Tebu Rekayasa Genetik UNEJ Diminati Pasar Internasional
Ilustrasi tebu. ( Foto: Freedigitalphotos/Sommai )
Sabtu, 26 Juli 2014 | 13:42 WIB

Jember - Tebu tahan kering hasil rekayasa genetika yang dikembangkan oleh "Center for Development of Advanced Science and Technology" (CDAST) Universitas Jember, Jawa Timur, diminati oleh pasar internasional. Tomoyuki Endo dari Inorganic Chemical Department Mitsubishi Corporation-Jepang dan Chong Wai Thong dari Representatif in Indonesia untuk United Molasses (UM) Trading-Inggris berkunjung ke Universitas Jember (Unej) beberapa waktu lalu.

"Sebagai perusahaan yang selama ini mengimpor tetes tebu dari Indonesia, kedua perusahaan tersebut berkepentingan untuk mengetahui lebih dalam mengenai tebu produk rekayasa genetika (PRG) N11-4T hasil pengembangan CDAST Unej," kata Ketua CDAST Unej Prof Dr Bambang Sugiharto, Sabtu (26/7).

Mitsubishi Corporation dan UM Trading mendapatkan pasokan tetes tebu yang salah satunya berasal dari PTPN XI yang mulai menggunakan tebu PRG N11-4T.

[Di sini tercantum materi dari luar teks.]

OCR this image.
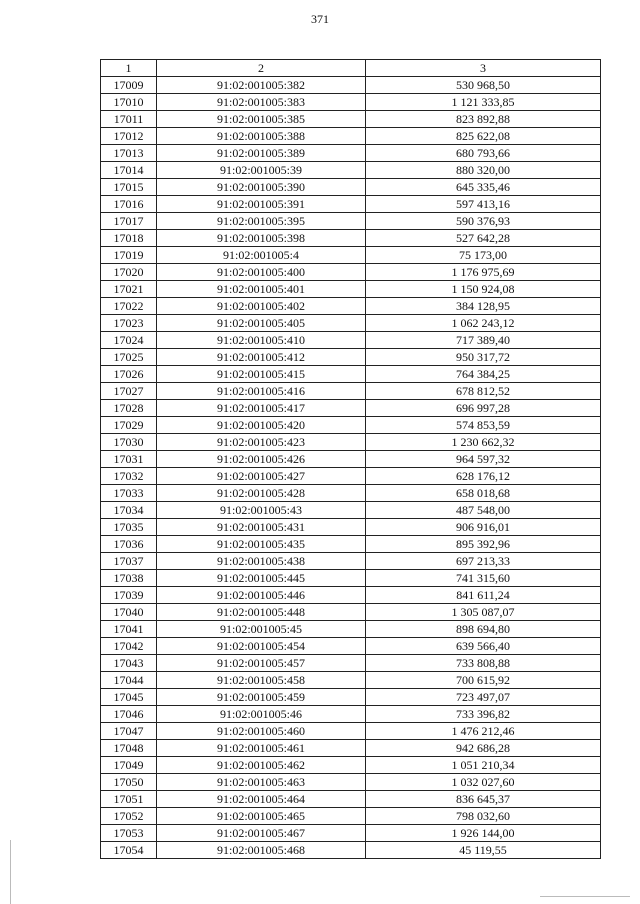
371
1	2	3
17009	91:02:001005:382	530 968,50
17010	91:02:001005:383	1 121 333,85
17011	91:02:001005:385	823 892,88
17012	91:02:001005:388	825 622,08
17013	91:02:001005:389	680 793,66
17014	91:02:001005:39	880 320,00
17015	91:02:001005:390	645 335,46
17016	91:02:001005:391	597 413,16
17017	91:02:001005:395	590 376,93
17018	91:02:001005:398	527 642,28
17019	91:02:001005:4	75 173,00
17020	91:02:001005:400	1 176 975,69
17021	91:02:001005:401	1 150 924,08
17022	91:02:001005:402	384 128,95
17023	91:02:001005:405	1 062 243,12
17024	91:02:001005:410	717 389,40
17025	91:02:001005:412	950 317,72
17026	91:02:001005:415	764 384,25
17027	91:02:001005:416	678 812,52
17028	91:02:001005:417	696 997,28
17029	91:02:001005:420	574 853,59
17030	91:02:001005:423	1 230 662,32
17031	91:02:001005:426	964 597,32
17032	91:02:001005:427	628 176,12
17033	91:02:001005:428	658 018,68
17034	91:02:001005:43	487 548,00
17035	91:02:001005:431	906 916,01
17036	91:02:001005:435	895 392,96
17037	91:02:001005:438	697 213,33
17038	91:02:001005:445	741 315,60
17039	91:02:001005:446	841 611,24
17040	91:02:001005:448	1 305 087,07
17041	91:02:001005:45	898 694,80
17042	91:02:001005:454	639 566,40
17043	91:02:001005:457	733 808,88
17044	91:02:001005:458	700 615,92
17045	91:02:001005:459	723 497,07
17046	91:02:001005:46	733 396,82
17047	91:02:001005:460	1 476 212,46
17048	91:02:001005:461	942 686,28
17049	91:02:001005:462	1 051 210,34
17050	91:02:001005:463	1 032 027,60
17051	91:02:001005:464	836 645,37
17052	91:02:001005:465	798 032,60
17053	91:02:001005:467	1 926 144,00
17054	91:02:001005:468	45 119,55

"Mitsubishi Corporation memiliki anak perusahaan yang memproduksi ragi untuk roti dan produsen pakan hewan, sehingga mereka tertarik untuk mengimpor tetes tebu hasil tebu PRG N11-4T dan ingin memastikan keamanan tetes tebu hasil dari N11-4T sudah sesuai dengan standar pemerintah Jepang, sedangkan UM Trading adalah perusahaan yang memasarkan tetes tebu bagi perusahaan lain," tuturnya.

Menurut dia, proses rekayasa genetika yang menghasilkan varian tebu PRG N11-4T yang kini ditanam oleh PTPN XI sudah mendapatkan sertifikasi keamanan lingkungan dari Kementerian Lingkungan Hidup dan sertifikasi keamanan pangan dari BPOM, serta sertifikasi keamanan pakan dari Kementerian Pertanian.

"Selain perusahaan dari Jepang dan Inggris, kami mendapat informasi ada perusahaan dari Brasil yang menyatakan tertarik dengan tebu PRG N11-4T, bahkan telah datang ke PTPN XI untuk melihat dari dekat tentang varietas tebu tahan kering itu," paparnya.

Setelah mendapatkan penjelasan dari pihak CDAST Unej, lanjut dia, pihak perwakilan UM Trading menyatakan ketertarikan untuk mengimpor tetes tebu hasil tebu PRG N11-4T dan begitu juga rekannya dari Jepang.

"Kami tertarik untuk mengimpor tetes tebu PRG N11-4T, namun sesuai aturan mengenai produk rekayasa genetika di Jepang menyebutkan setiap produk rekayasa genetika wajib disosialisasikan terlebih dahulu kepada konsumen sebelum dilepas ke pasaran," kata Tomoyuki Endo dari Inorganic Chemical Departement Mitsubishi Corporation.

Apabila masyarakat dapat menerima, lanjut dia, maka pihaknya akan mengimpor tetes tebu produk rekayasa genetika yang dikembangkan oleh CDAST Universitas Jember tersebut.